Во время последнего разговора с Женькой Платонов снова оказывается в ситуации христианского проповедника и снова терпит поражение. Несчастная, больная телом и духом женщина приходит к единственному доброму к ней человеку, так не похожему на остальных. Если бы не отсутствие раскаяния, ее страшный рассказ можно было бы уподобить исповеди[220]. Но даже для нее, ожесточившейся, однако не утратившей способности к добрым порывам, еще не все потеряно, и проповедник, подобный Виталию, отыскал бы нужные слова, чтобы удержать ее от самоубийства. Но для этого нужно верить самому, правильно различая добро и зло. Платонов же может предложить Женьке лишь путь авантюристки, безжалостной разрушительницы мужских сердец и состояний; мысли о самоубийстве он походя назовет «глупостью», попутно восхитившись мужеством самоубийцы Рамзеса, и, главное, ему нечего ответить Женьке на последний, самый важный для нее вопрос о Боге и загробной жизни. Показательно, что после этой сцены Платонов полностью исчезает из действия. Обитательницы заведения даже не вспомнят об «общей подруге», и хлопотать о христианском погребении самоубийцы придется артистке Ровинской и ее друзьям. Любопытно, что в рассказе о Женькиной мести снова мелькнет отголосок Жития Виталия – ее первой жертвой станет студент Собашников, оскорбивший Платонова. Но если в агиографическом тексте юноша, ударивший Виталия, в конце раскаялся в своей дерзости и развратном поведении и тем спас свою душу, то Собашников не удостоится даже минутного сожаления (он как бы заранее погиб), раскаяние же гордого Рамзеса станет лишь основанием для вынесения им приговора самому себе[221].

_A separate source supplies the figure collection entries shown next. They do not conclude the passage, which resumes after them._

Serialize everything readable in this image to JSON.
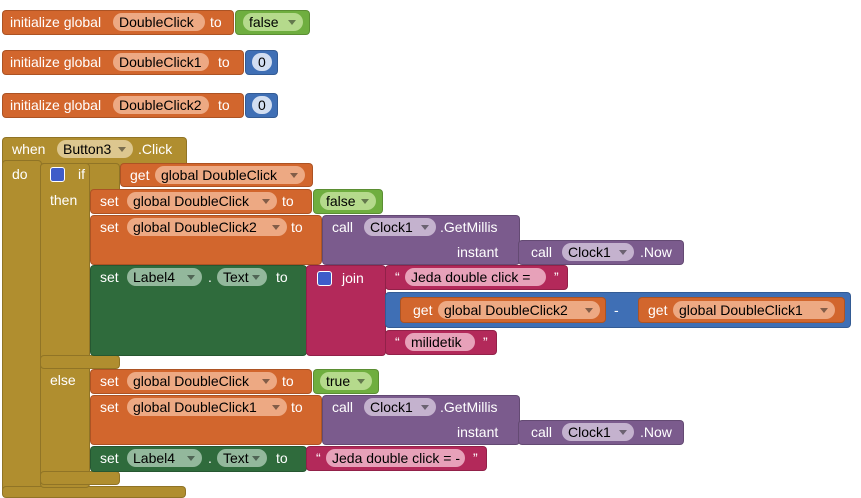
{
  "keywords": {
    "initialize_global": "initialize global",
    "to": "to",
    "set": "set",
    "get": "get",
    "call": "call",
    "instant": "instant",
    "when": "when",
    "do": "do",
    "if": "if",
    "then": "then",
    "else": "else",
    "join": "join",
    "minus": "-",
    "dot": ".",
    "open_quote": "“",
    "close_quote": "”"
  },
  "globals": [
    {
      "name": "DoubleClick",
      "value": "false"
    },
    {
      "name": "DoubleClick1",
      "value": 0
    },
    {
      "name": "DoubleClick2",
      "value": 0
    }
  ],
  "event": {
    "component": "Button3",
    "event": ".Click",
    "condition": "global DoubleClick",
    "then": [
      {
        "variable": "global DoubleClick",
        "value": "false"
      },
      {
        "variable": "global DoubleClick2",
        "component": "Clock1",
        "method": ".GetMillis",
        "arg_component": "Clock1",
        "arg_method": ".Now"
      },
      {
        "component": "Label4",
        "property": "Text",
        "text1": "Jeda double click = ",
        "left": "global DoubleClick2",
        "right": "global DoubleClick1",
        "text2": "milidetik"
      }
    ],
    "else": [
      {
        "variable": "global DoubleClick",
        "value": "true"
      },
      {
        "variable": "global DoubleClick1",
        "component": "Clock1",
        "method": ".GetMillis",
        "arg_component": "Clock1",
        "arg_method": ".Now"
      },
      {
        "component": "Label4",
        "property": "Text",
        "text": "Jeda double click = -"
      }
    ]
  }
}
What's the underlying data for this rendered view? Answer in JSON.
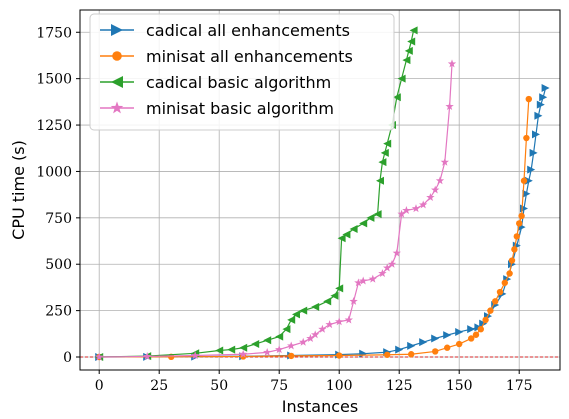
{
  "chart_data": {
    "type": "line",
    "title": "",
    "xlabel": "Instances",
    "ylabel": "CPU time (s)",
    "xlim": [
      -8,
      192
    ],
    "ylim": [
      -70,
      1870
    ],
    "xticks": [
      0,
      25,
      50,
      75,
      100,
      125,
      150,
      175
    ],
    "yticks": [
      0,
      250,
      500,
      750,
      1000,
      1250,
      1500,
      1750
    ],
    "xtick_labels": [
      "0",
      "25",
      "50",
      "75",
      "100",
      "125",
      "150",
      "175"
    ],
    "ytick_labels": [
      "0",
      "250",
      "500",
      "750",
      "1000",
      "1250",
      "1500",
      "1750"
    ],
    "grid": true,
    "reference_line": {
      "y": 0,
      "color": "#d62728",
      "style": "dashed"
    },
    "legend_position": "top-left",
    "series": [
      {
        "name": "cadical all enhancements",
        "color": "#1f77b4",
        "marker": "triangle-right",
        "points": [
          [
            0,
            0
          ],
          [
            20,
            1
          ],
          [
            40,
            2
          ],
          [
            60,
            4
          ],
          [
            80,
            8
          ],
          [
            100,
            13
          ],
          [
            110,
            18
          ],
          [
            120,
            26
          ],
          [
            125,
            40
          ],
          [
            130,
            60
          ],
          [
            135,
            80
          ],
          [
            140,
            100
          ],
          [
            145,
            118
          ],
          [
            150,
            135
          ],
          [
            155,
            150
          ],
          [
            158,
            160
          ],
          [
            160,
            180
          ],
          [
            162,
            220
          ],
          [
            165,
            280
          ],
          [
            168,
            340
          ],
          [
            170,
            420
          ],
          [
            172,
            500
          ],
          [
            174,
            600
          ],
          [
            176,
            700
          ],
          [
            177,
            800
          ],
          [
            178,
            880
          ],
          [
            179,
            950
          ],
          [
            180,
            1010
          ],
          [
            181,
            1100
          ],
          [
            182,
            1200
          ],
          [
            183,
            1300
          ],
          [
            184,
            1360
          ],
          [
            185,
            1400
          ],
          [
            186,
            1450
          ]
        ]
      },
      {
        "name": "minisat all enhancements",
        "color": "#ff7f0e",
        "marker": "circle",
        "points": [
          [
            0,
            0
          ],
          [
            30,
            1
          ],
          [
            60,
            3
          ],
          [
            80,
            6
          ],
          [
            100,
            8
          ],
          [
            120,
            12
          ],
          [
            130,
            15
          ],
          [
            140,
            30
          ],
          [
            145,
            50
          ],
          [
            150,
            70
          ],
          [
            155,
            100
          ],
          [
            157,
            120
          ],
          [
            159,
            150
          ],
          [
            161,
            200
          ],
          [
            163,
            250
          ],
          [
            165,
            300
          ],
          [
            167,
            350
          ],
          [
            169,
            400
          ],
          [
            171,
            450
          ],
          [
            172,
            520
          ],
          [
            173,
            580
          ],
          [
            174,
            650
          ],
          [
            175,
            720
          ],
          [
            176,
            760
          ],
          [
            177,
            950
          ],
          [
            178,
            1180
          ],
          [
            179,
            1390
          ]
        ]
      },
      {
        "name": "cadical basic algorithm",
        "color": "#2ca02c",
        "marker": "triangle-left",
        "points": [
          [
            0,
            0
          ],
          [
            20,
            5
          ],
          [
            40,
            20
          ],
          [
            50,
            35
          ],
          [
            55,
            40
          ],
          [
            60,
            50
          ],
          [
            65,
            70
          ],
          [
            70,
            90
          ],
          [
            75,
            110
          ],
          [
            78,
            150
          ],
          [
            80,
            200
          ],
          [
            82,
            230
          ],
          [
            85,
            250
          ],
          [
            90,
            270
          ],
          [
            95,
            300
          ],
          [
            98,
            330
          ],
          [
            100,
            370
          ],
          [
            101,
            640
          ],
          [
            103,
            660
          ],
          [
            106,
            690
          ],
          [
            110,
            720
          ],
          [
            113,
            750
          ],
          [
            116,
            770
          ],
          [
            117,
            950
          ],
          [
            118,
            1050
          ],
          [
            119,
            1100
          ],
          [
            120,
            1150
          ],
          [
            122,
            1250
          ],
          [
            124,
            1400
          ],
          [
            126,
            1500
          ],
          [
            128,
            1600
          ],
          [
            129,
            1650
          ],
          [
            130,
            1700
          ],
          [
            131,
            1760
          ]
        ]
      },
      {
        "name": "minisat basic algorithm",
        "color": "#e377c2",
        "marker": "star",
        "points": [
          [
            0,
            0
          ],
          [
            20,
            3
          ],
          [
            40,
            8
          ],
          [
            60,
            15
          ],
          [
            70,
            25
          ],
          [
            75,
            40
          ],
          [
            80,
            60
          ],
          [
            85,
            80
          ],
          [
            88,
            100
          ],
          [
            90,
            120
          ],
          [
            93,
            150
          ],
          [
            96,
            175
          ],
          [
            100,
            190
          ],
          [
            104,
            200
          ],
          [
            106,
            300
          ],
          [
            108,
            400
          ],
          [
            110,
            410
          ],
          [
            114,
            420
          ],
          [
            118,
            450
          ],
          [
            120,
            480
          ],
          [
            122,
            500
          ],
          [
            124,
            560
          ],
          [
            126,
            770
          ],
          [
            128,
            790
          ],
          [
            132,
            800
          ],
          [
            135,
            820
          ],
          [
            138,
            860
          ],
          [
            140,
            900
          ],
          [
            142,
            950
          ],
          [
            144,
            1050
          ],
          [
            146,
            1350
          ],
          [
            147,
            1580
          ]
        ]
      }
    ]
  }
}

Подобно своему герою, автор «Ямы» – «дитя века, дитя неверия и сомнения», говоря словами Достоевского. На поставленные в повести вопросы он может лишь вслед за Платоновым ответить: «Не знаю». Изображаемый им мир ощутимо лишен того большого, мудрого, справедливого Бога, о котором смутно грезит его герой. Да, смерть Женьки стала началом конца Ямской слободы, но как не похож этот конец на чаемый Страшный Суд. «Смертью праведницы» умирает ушедшая на покой владелица заведения, разорит же улицу «веселых домов» погром, безжалостный и слепой в своей ярости, как все погромы. Уцелевшие обитательницы «Ямы» продолжат свое нечеловеческое существование в ином социальном слое, который, возможно, будет также описан автором. Ныне же ему остается только с робкой надеждой посвятить свой страшный рассказ «матерям и юношеству», последнему оплоту любви и сострадания к падшему человеку, Благая Весть о которых была некогда принесена в мир Христом. Показательно, что именно юный Коля Гладышев являет в повести пример христианского отношения к описываемой проблеме.

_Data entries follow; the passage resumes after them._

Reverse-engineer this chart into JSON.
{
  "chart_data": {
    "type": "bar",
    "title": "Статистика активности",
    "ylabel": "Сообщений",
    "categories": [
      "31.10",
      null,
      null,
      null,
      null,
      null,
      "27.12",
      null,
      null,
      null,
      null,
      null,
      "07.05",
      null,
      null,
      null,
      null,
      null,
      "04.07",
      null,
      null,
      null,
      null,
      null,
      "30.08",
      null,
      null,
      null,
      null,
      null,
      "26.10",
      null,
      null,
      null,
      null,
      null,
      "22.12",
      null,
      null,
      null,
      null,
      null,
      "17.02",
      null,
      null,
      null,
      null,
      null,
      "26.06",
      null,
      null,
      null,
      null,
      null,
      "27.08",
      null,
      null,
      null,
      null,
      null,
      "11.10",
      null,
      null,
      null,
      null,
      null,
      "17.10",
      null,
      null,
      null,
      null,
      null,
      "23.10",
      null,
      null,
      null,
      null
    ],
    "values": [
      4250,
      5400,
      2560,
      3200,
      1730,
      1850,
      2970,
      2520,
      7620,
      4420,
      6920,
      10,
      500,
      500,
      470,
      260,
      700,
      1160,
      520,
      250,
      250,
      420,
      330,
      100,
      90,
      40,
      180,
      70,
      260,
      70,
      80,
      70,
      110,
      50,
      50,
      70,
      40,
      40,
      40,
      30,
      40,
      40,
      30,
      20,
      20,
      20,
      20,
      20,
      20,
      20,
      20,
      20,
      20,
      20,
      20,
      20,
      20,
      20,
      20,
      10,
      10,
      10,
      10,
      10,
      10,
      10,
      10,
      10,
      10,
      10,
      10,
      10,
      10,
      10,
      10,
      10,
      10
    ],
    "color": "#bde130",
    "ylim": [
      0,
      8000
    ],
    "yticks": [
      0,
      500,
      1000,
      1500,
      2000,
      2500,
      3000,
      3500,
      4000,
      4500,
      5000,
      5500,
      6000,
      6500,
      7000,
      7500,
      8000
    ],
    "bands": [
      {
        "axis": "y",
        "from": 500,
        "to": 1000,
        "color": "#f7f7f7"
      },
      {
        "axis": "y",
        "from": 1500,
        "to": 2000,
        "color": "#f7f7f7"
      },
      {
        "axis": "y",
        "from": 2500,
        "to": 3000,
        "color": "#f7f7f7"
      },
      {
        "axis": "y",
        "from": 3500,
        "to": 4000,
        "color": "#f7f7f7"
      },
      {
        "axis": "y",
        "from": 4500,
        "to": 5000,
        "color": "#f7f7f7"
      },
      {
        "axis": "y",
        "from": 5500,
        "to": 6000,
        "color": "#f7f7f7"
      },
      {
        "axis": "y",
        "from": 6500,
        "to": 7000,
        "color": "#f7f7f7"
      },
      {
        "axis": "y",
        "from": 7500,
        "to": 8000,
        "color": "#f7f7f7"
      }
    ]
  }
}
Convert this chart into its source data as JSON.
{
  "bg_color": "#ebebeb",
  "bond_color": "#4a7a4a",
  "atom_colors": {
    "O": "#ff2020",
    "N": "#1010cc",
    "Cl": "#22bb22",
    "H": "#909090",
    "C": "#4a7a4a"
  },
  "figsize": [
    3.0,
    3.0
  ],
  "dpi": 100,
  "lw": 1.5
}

Можно привести и другие агиографические параллели к анализируемому нами тексту. Достойное поведение блудниц в Житии Виталия, деликатно и с уважением хранящих секрет юродивого подвижника, некогда отмеченное Н. С. Лесковым, сопоставимо с эпизодом дружного заступничества обитательниц «Ямы» за обвиненного в сутенерстве Платонова (хотя смысл заступничества прямо противоположен). Вполне житийна и история Коли Гладышева: ее аналогом являются вставные рассказы о раскаявшихся юношах-блудниках, нередкие в житийных повествованиях. Однако роль обличительницы разврата и спасительницы юного грешника автор не без вызова доверяет именно «блуднице»[222].
В целом же система житийных аллюзий резко усиливает идейное содержание повести А. И. Куприна, своим контрастом подчеркивая остроту и трагизм проблемы, бесстрашно обнаженной писателем-гуманистом.
И еще несколько слов в заключение. История пылкой и грешной женской души, заблудившейся в жестоком и холодном мире, – одна из самых характерных тем русской литературы. Тем не менее, русских писателей классического периода иногда обвиняли в том, что они «прошли мимо» проблемы проституции. Об этом с жаром говорит в повести Куприна и репортер Платонов (ему припоминаются лишь далекие от реальности образы Сонечки Мармеладовой и Катюши Масловой, а одобрение вызывает только чеховский рассказ «Припадок», где, к слову сказать, развернутых образов падших женщин не дается). В этом взгляде на отечественную словесность с ним оказывается неожиданно солидарным Максим Горький, примерно в эти же годы обвинивший родную литературу в распространении «нехорошей лжи» – идеализированного образа проститутки, которая якобы изображается как «милая, добрая, отзывчивая девушка»[223]. Но оба этих обличителя в запальчивости искажают реальные факты. Так, едва ли горьковские эпитеты приложимы к героине рассказа В. М. Гаршина «Происшествие» Надежде Николаевне (напомним, что рассказ «Припадок» был написан А. П. Чеховым для сборника «Памяти Гаршина»). Да и сам Горький в своей художественной практике явно следовал традициям русской литературы, человечной без сентиментальности и требовательной без морализаторства. Напомним в этой связи образы «блудниц» в пьесе «На дне» или в рассказах «Однажды осенью» и «Светло-серое с голубым». Правдивость отечественной словесности в изображении этой социальной проблемы сказывается и в том, что в произведениях русских писателей почти не реализуется западноевропейский мотив спасения «падшей женщины» узами брака[224]. Характерно для русской культурной традиции также суровое осуждение узаконенного разврата добропорядочного обывателя (особенно показательны в этом плане произведения позднего Л. Н. Толстого, интимно воспринявшего судьбу «блудника», – «Воскресенье», «Франсуаза», «Дьявол»). Указанные тенденции нашли свое выражение и в «художественном трактате» А. И. Куприна, отнюдь не порывающим с гуманистическими традициями отечественной словесности. Их далеким духовным прообразом явились описанные в Евангелиях встречи и беседы Учителя с «блудницами», впервые открывшие в оскорбленной и униженной традиционным обществом женщине Человека[225].